Wellington-Altus just added more than $800 million to its assets under administration (AUM) when it welcomed three advisory teams – Pejovic & Associates Private Wealth Management, Bannatyne Wealth Advisory Group, and Kluge Wealth Advisory – from RBC, Dominion Securities, and TD.
“Our growth is not limited to just the banks,” said Hauser. “I think the reason that we predominantly have recruited from the banks is because there is shareholder pressure on big institutions, which is being imposed upon, we think, clients of bank-owned broker dealers. It’s been our opinion, in talking with the advisors who are newly minted to our organization, that they just want to get away from the shackles of having sales quotas and selling things that they don’t think their clients need.”
Noting the speed with which these books move over, and their ensuing growth, he said, “I had an advisor tell me, ‘I didn’t realize that I had an arm tied behind my back until I got here and got it untied, and that’s why I’m having so much success and fun’.”
Chilcott added that a dominant portion of their advisors have come from the big five Canadian banks because what they have to deliver for bank shareholders isn’t conducive to their client outcomes.
“They leave for a greater choice and greater control of how they build those outcomes, and being independent as an entrepreneur,” he said.
The three new teams bring Wellington-Altus up to 77 teams and the firm to $21.9 billion AUA.
“Growth is our mandate,” said Hauser. “We like growing, but we only like growing when we find great people that look at the world our way.”
Chilcott added: “I think it’s quality growth versus wholly growth, and that’s what we’ve really benefitted from over the last five years, having the largest average book size in IIROC and the largest average discretionary portfolio management teams across the IIROC space. Those are some of the clear quality measures we look at, but it seems to be coming our way fairly regularly.”
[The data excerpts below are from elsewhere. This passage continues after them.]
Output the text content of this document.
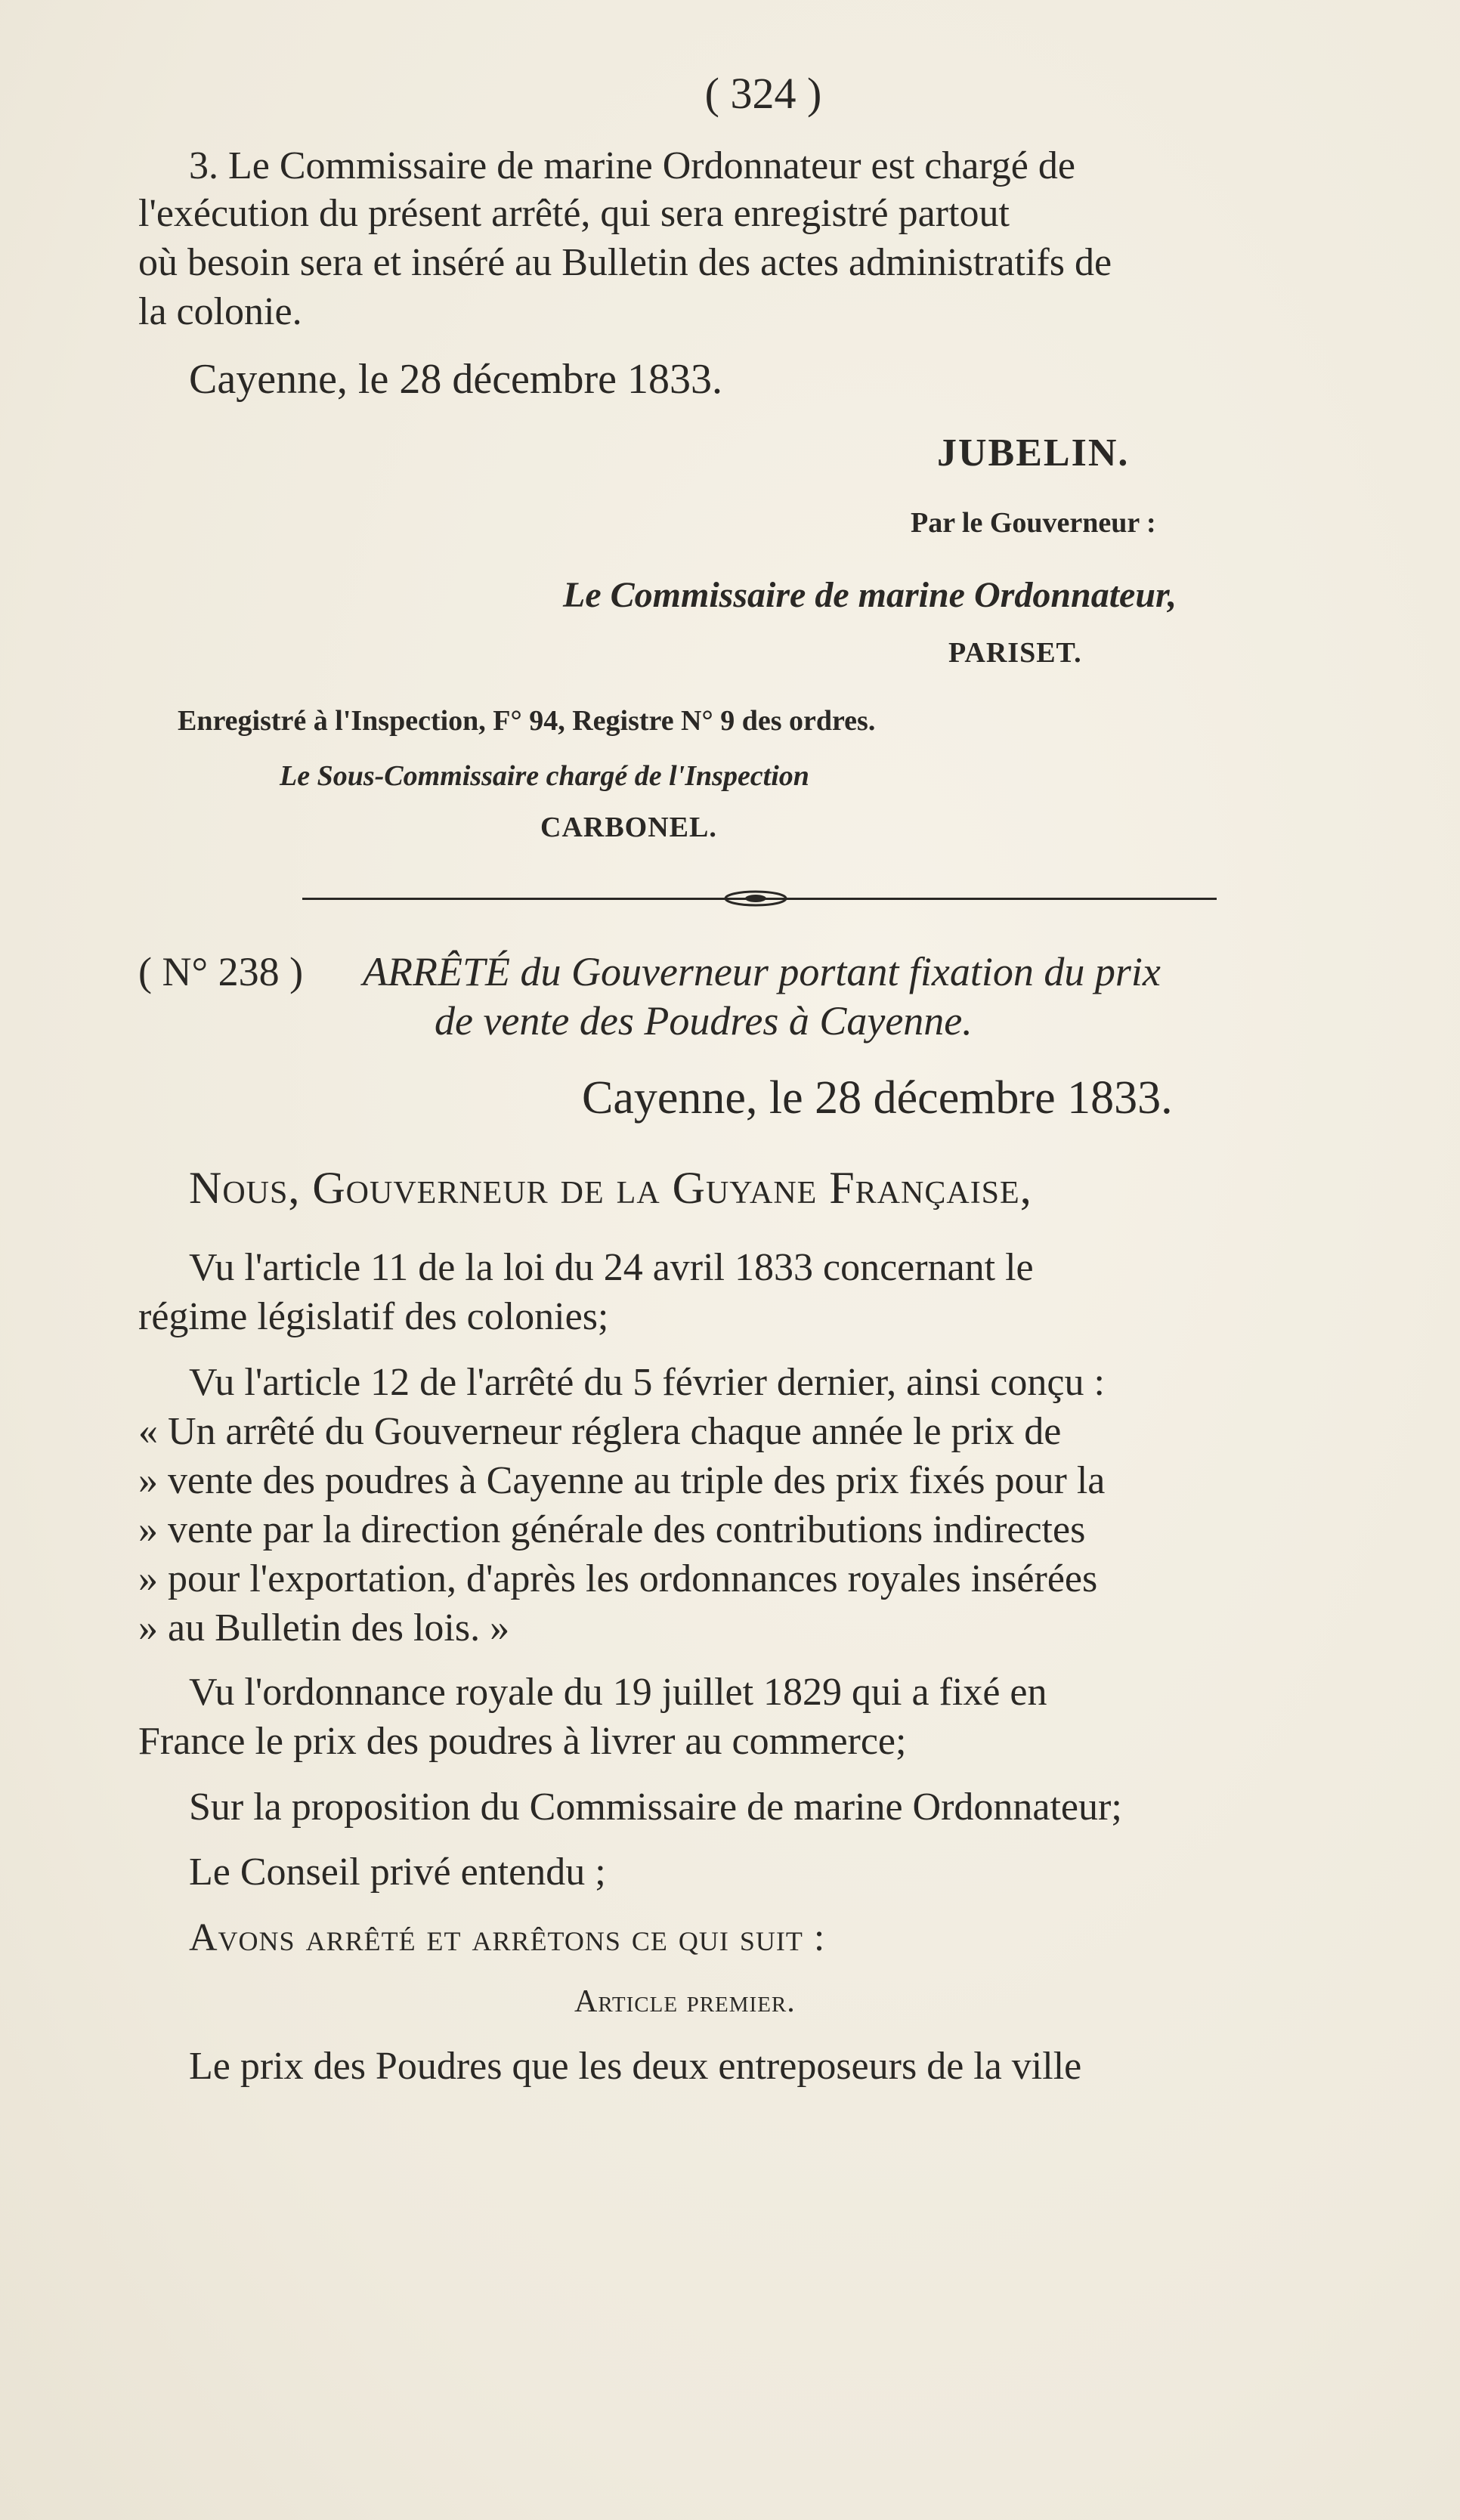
( 324 )
3. Le Commissaire de marine Ordonnateur est chargé de
l'exécution du présent arrêté, qui sera enregistré partout
où besoin sera et inséré au Bulletin des actes administratifs de
la colonie.
Cayenne, le 28 décembre 1833.
JUBELIN.
Par le Gouverneur :
Le Commissaire de marine Ordonnateur,
PARISET.
Enregistré à l'Inspection, F° 94, Registre N° 9 des ordres.
Le Sous-Commissaire chargé de l'Inspection
CARBONEL.
( N° 238 ) ARRÊTÉ du Gouverneur portant fixation du prix
de vente des Poudres à Cayenne.
Cayenne, le 28 décembre 1833.
Nous, Gouverneur de la Guyane Française,
Vu l'article 11 de la loi du 24 avril 1833 concernant le
régime législatif des colonies;
Vu l'article 12 de l'arrêté du 5 février dernier, ainsi conçu :
« Un arrêté du Gouverneur réglera chaque année le prix de
» vente des poudres à Cayenne au triple des prix fixés pour la
» vente par la direction générale des contributions indirectes
» pour l'exportation, d'après les ordonnances royales insérées
» au Bulletin des lois. »
Vu l'ordonnance royale du 19 juillet 1829 qui a fixé en
France le prix des poudres à livrer au commerce;
Sur la proposition du Commissaire de marine Ordonnateur;
Le Conseil privé entendu ;
Avons arrêté et arrêtons ce qui suit :
Article premier.
Le prix des Poudres que les deux entreposeurs de la ville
“All three teams are built with high quality human beings, and that extends into business partners,” ended Hauser. “I think all this magic happens when you focus on what kind of people you are getting into business with. What kind of human beings are they? Do they care to make a difference in your life and their clients’ lives and their newly minted partners lives? When you bring people on that have that mindset, you get something special happening, and I think that’s why we’re seeing what we’re doing in spite of a bear market.”